Zigzag magnetic order in the Kitaev spin-liquid candidate material ${\mathrm{RuBr}}_3$ with a honeycomb lattice

We successfully synthesize ${\mathrm{RuBr}}_3$, which is a candidate material of a Kitaev spin liquid, via a high-pressure synthesis. The material ${\mathrm{RuBr}}_3$ possesses a ${\mathrm{BiI}}_3$-type structure (space group $R\overline{3}$) where ${\mathrm{Ru}}^{3+}$ forms an ideal honeycomb lattice even at room temperature and it does not show a structural transition at low temperatures. ${\mathrm{RuBr}}_3$ has a negative Weiss temperature and it undergoes a zigzag antiferromagnetic transition at $T_{\mathrm{N}}=34$ K, as does $\alpha \text{−}{\mathrm{RuCl}}_3$ $(T_{\mathrm{N}}=7–14\mathrm{K}\mathrm{)}$ which is a promising candidate for a Kitaev spin liquid. Although both compounds of ${\mathrm{RuBr}}_3$ and $\alpha \text{−}{\mathrm{RuCl}}_3$ have a zigzag magnetic order at low temperature, the magnetic order in ${\mathrm{RuBr}}_3$ is more robust than in $\alpha \text{−}{\mathrm{RuCl}}_3$. Our results indicate that the Kitaev and non-Kitaev interactions can be modified in ruthenium trihalides by changing the ligand sites, and will provide another platform for exploring Kitaev spin liquids.

Figure 1

(a) Schematic of crystal and magnetic structures refined from the neutron diffraction pattern.
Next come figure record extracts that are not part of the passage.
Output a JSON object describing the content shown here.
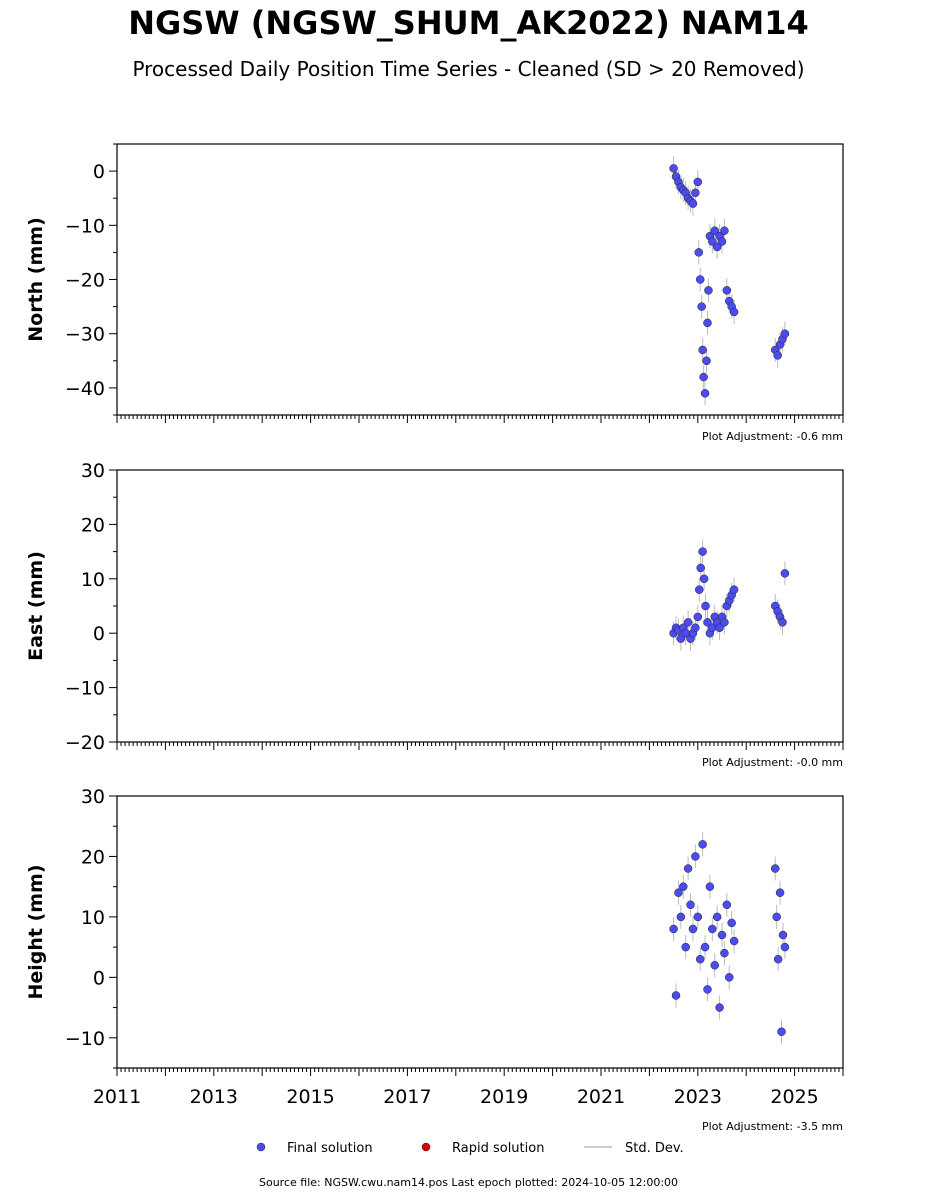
{
  "title": "NGSW (NGSW_SHUM_AK2022) NAM14",
  "subtitle": "Processed Daily Position Time Series - Cleaned (SD > 20 Removed)",
  "source": "Source file: NGSW.cwu.nam14.pos  Last epoch plotted: 2024-10-05 12:00:00",
  "legend": {
    "final": "Final solution",
    "rapid": "Rapid solution",
    "std": "Std. Dev."
  },
  "colors": {
    "final": "#4b4bf0",
    "rapid": "#e00000",
    "std": "#bbbbbb"
  },
  "chart_data": [
    {
      "type": "scatter",
      "ylabel": "North (mm)",
      "ylim": [
        -45,
        5
      ],
      "yticks": [
        0,
        -10,
        -20,
        -30,
        -40
      ],
      "xlim": [
        2011,
        2026
      ],
      "adjustment": "Plot Adjustment: -0.6 mm",
      "series": [
        {
          "name": "Final solution",
          "points": [
            [
              2022.5,
              0.5
            ],
            [
              2022.55,
              -1
            ],
            [
              2022.6,
              -2
            ],
            [
              2022.65,
              -3
            ],
            [
              2022.7,
              -3.5
            ],
            [
              2022.75,
              -4
            ],
            [
              2022.8,
              -5
            ],
            [
              2022.85,
              -5.5
            ],
            [
              2022.9,
              -6
            ],
            [
              2022.95,
              -4
            ],
            [
              2023.0,
              -2
            ],
            [
              2023.02,
              -15
            ],
            [
              2023.05,
              -20
            ],
            [
              2023.08,
              -25
            ],
            [
              2023.1,
              -33
            ],
            [
              2023.12,
              -38
            ],
            [
              2023.15,
              -41
            ],
            [
              2023.18,
              -35
            ],
            [
              2023.2,
              -28
            ],
            [
              2023.22,
              -22
            ],
            [
              2023.25,
              -12
            ],
            [
              2023.3,
              -13
            ],
            [
              2023.35,
              -11
            ],
            [
              2023.4,
              -14
            ],
            [
              2023.45,
              -12
            ],
            [
              2023.5,
              -13
            ],
            [
              2023.55,
              -11
            ],
            [
              2023.6,
              -22
            ],
            [
              2023.65,
              -24
            ],
            [
              2023.7,
              -25
            ],
            [
              2023.75,
              -26
            ],
            [
              2024.6,
              -33
            ],
            [
              2024.65,
              -34
            ],
            [
              2024.7,
              -32
            ],
            [
              2024.75,
              -31
            ],
            [
              2024.8,
              -30
            ]
          ]
        },
        {
          "name": "Rapid solution",
          "points": []
        }
      ]
    },
    {
      "type": "scatter",
      "ylabel": "East (mm)",
      "ylim": [
        -20,
        30
      ],
      "yticks": [
        30,
        20,
        10,
        0,
        -10,
        -20
      ],
      "xlim": [
        2011,
        2026
      ],
      "adjustment": "Plot Adjustment: -0.0 mm",
      "series": [
        {
          "name": "Final solution",
          "points": [
            [
              2022.5,
              0
            ],
            [
              2022.55,
              1
            ],
            [
              2022.6,
              0.5
            ],
            [
              2022.65,
              -1
            ],
            [
              2022.7,
              1
            ],
            [
              2022.75,
              0
            ],
            [
              2022.8,
              2
            ],
            [
              2022.85,
              -1
            ],
            [
              2022.9,
              0
            ],
            [
              2022.95,
              1
            ],
            [
              2023.0,
              3
            ],
            [
              2023.03,
              8
            ],
            [
              2023.06,
              12
            ],
            [
              2023.1,
              15
            ],
            [
              2023.13,
              10
            ],
            [
              2023.16,
              5
            ],
            [
              2023.2,
              2
            ],
            [
              2023.25,
              0
            ],
            [
              2023.3,
              1
            ],
            [
              2023.35,
              3
            ],
            [
              2023.4,
              2
            ],
            [
              2023.45,
              1
            ],
            [
              2023.5,
              3
            ],
            [
              2023.55,
              2
            ],
            [
              2023.6,
              5
            ],
            [
              2023.65,
              6
            ],
            [
              2023.7,
              7
            ],
            [
              2023.75,
              8
            ],
            [
              2024.6,
              5
            ],
            [
              2024.65,
              4
            ],
            [
              2024.7,
              3
            ],
            [
              2024.75,
              2
            ],
            [
              2024.8,
              11
            ]
          ]
        },
        {
          "name": "Rapid solution",
          "points": []
        }
      ]
    },
    {
      "type": "scatter",
      "ylabel": "Height (mm)",
      "ylim": [
        -15,
        30
      ],
      "yticks": [
        30,
        20,
        10,
        0,
        -10
      ],
      "xlim": [
        2011,
        2026
      ],
      "xticks": [
        2011,
        2013,
        2015,
        2017,
        2019,
        2021,
        2023,
        2025
      ],
      "adjustment": "Plot Adjustment: -3.5 mm",
      "series": [
        {
          "name": "Final solution",
          "points": [
            [
              2022.5,
              8
            ],
            [
              2022.55,
              -3
            ],
            [
              2022.6,
              14
            ],
            [
              2022.65,
              10
            ],
            [
              2022.7,
              15
            ],
            [
              2022.75,
              5
            ],
            [
              2022.8,
              18
            ],
            [
              2022.85,
              12
            ],
            [
              2022.9,
              8
            ],
            [
              2022.95,
              20
            ],
            [
              2023.0,
              10
            ],
            [
              2023.05,
              3
            ],
            [
              2023.1,
              22
            ],
            [
              2023.15,
              5
            ],
            [
              2023.2,
              -2
            ],
            [
              2023.25,
              15
            ],
            [
              2023.3,
              8
            ],
            [
              2023.35,
              2
            ],
            [
              2023.4,
              10
            ],
            [
              2023.45,
              -5
            ],
            [
              2023.5,
              7
            ],
            [
              2023.55,
              4
            ],
            [
              2023.6,
              12
            ],
            [
              2023.65,
              0
            ],
            [
              2023.7,
              9
            ],
            [
              2023.75,
              6
            ],
            [
              2024.6,
              18
            ],
            [
              2024.63,
              10
            ],
            [
              2024.66,
              3
            ],
            [
              2024.7,
              14
            ],
            [
              2024.73,
              -9
            ],
            [
              2024.76,
              7
            ],
            [
              2024.8,
              5
            ]
          ]
        },
        {
          "name": "Rapid solution",
          "points": []
        }
      ]
    }
  ]
}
This figure is drawn using vesta [53]. $\alpha$ is the angle of the magnetic moment from the honeycomb plane, and $J_3$ is the third-nearest-neighbor Heisenberg interaction. (b) Neutron diffraction pattern collected at 300 K by the backscattering (BS) bank. The red dots, cyan curve, and blue curve represent the observed intensities, calculated intensities, and difference between them. The difference is shifted for clarity. The vertical black bars indicate the peak position expected from the space group $R\overline{3}$. (c) Neutron diffraction patterns focused on the magnetic reflections. Intensities at 3 and 100 K are represented by the red and black dots, respectively. The upper and lower panels are data collected by the quarter-angle (QA) and low-angle (LA) detector banks, respectively.

Figure 2

(a) Temperature ($T$) dependence of the resistivity ($\rho$). The inset shows the Arrhenius plot, and the fitting result is shown by the red line. (b) Temperature dependence of the magnetic susceptibility ($\chi$) under a magnetic field of ${\mu }_{0}H=1$ T. The inset shows the inverse of $\chi$. The data at $200–300$ K are fitted with the Curie-Weiss law, and the fitting results are shown by the red line.

Figure 3

(a)–(c) Temperature ($T$) dependences of (a) the magnetic susceptibility ($\chi$) and temperature differential of $\chi (d\chi /dT)$ under a magnetic field of ${\mu }_{0}H=1$ T, (b) the specific heat ($C$) under a zero magnetic field, and (c) the ${}^{79}\mathrm{Br}$ and ${}^{81}\mathrm{Br}$ nuclear spin-lattice relaxation rate $1/T_1$. In the inset of (b), $C/T$ is plotted as a function of $T^2$. The solid curves in (c) are guides for the eye.

Figure 4

(a), (b) NQR spectra of (a) ${}^{79}\mathrm{Br}$ and (b) ${}^{81}\mathrm{Br}$ above the antiferromagnetic transition temperature. (c) Zero-field Br and Ru nuclear magnetic resonance (NMR) spectra in the antiferromagnetically ordered state. A spectrum below 75 MHz comes from a ${}^{99}\mathrm{Ru}$ NMR spectrum.